Authors : Doyeon Kim, Hyewon Han, Hyeon-Kyeong Shin, Soo-Whan Chung, Hong-Goo Kang
Year : 2022
Publisher / Conference : ICASSP
Research area : Speech Signal Processing, Speech Enhancement
Related project : 음성인식 성능 향상을 위한 원단 신호 전처리 및 키워드 인식 알고리즘 개발
Presentation : Poster
In this paper, we propose an effective phase reconstruction strategy for speech enhancement in noisy and reverberant environments. In neural network-based speech enhancement systems, various forms of phase information were explicitly or implicitly included in the training loss term. However, the impact of quality improvement for enhanced speech was not significant, and there was no clear analysis on the relationship between the type of phase loss and enhanced speech quality.

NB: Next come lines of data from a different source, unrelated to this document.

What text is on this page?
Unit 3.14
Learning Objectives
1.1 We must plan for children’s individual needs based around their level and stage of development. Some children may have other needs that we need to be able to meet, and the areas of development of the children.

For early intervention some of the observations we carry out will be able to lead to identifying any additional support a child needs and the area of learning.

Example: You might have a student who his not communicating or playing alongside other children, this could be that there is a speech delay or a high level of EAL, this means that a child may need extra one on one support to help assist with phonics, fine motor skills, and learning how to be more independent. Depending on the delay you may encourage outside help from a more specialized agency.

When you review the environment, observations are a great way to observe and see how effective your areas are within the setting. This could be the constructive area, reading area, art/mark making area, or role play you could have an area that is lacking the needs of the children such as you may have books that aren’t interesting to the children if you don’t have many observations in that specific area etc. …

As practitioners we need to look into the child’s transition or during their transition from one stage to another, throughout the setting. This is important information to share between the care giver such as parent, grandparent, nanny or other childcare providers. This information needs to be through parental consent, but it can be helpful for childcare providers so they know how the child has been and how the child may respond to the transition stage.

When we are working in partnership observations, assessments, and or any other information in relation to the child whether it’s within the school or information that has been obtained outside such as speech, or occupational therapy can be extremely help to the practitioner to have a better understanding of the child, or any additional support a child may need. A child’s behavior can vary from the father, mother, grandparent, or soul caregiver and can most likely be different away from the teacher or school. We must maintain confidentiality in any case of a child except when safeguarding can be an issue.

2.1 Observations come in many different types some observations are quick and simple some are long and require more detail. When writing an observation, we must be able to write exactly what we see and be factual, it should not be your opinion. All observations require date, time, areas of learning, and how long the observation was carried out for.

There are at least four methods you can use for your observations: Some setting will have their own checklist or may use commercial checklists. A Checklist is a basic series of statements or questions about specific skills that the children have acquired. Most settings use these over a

We propose a novel strategy using phase continuity loss, delving into the relative phase estimation. From various experiments on measuring the effectiveness of magnitude and phase related loss terms for noisy and reverberant signals, we show that the proposed phase continuity loss term plays a crucial role in speech enhancement. Based on these results, we conclude that phase continuity loss is useful for training a speech enhancement model, especially denoising task, and magnitude and phase related loss terms should be properly weighted depending on the type of signal distortion.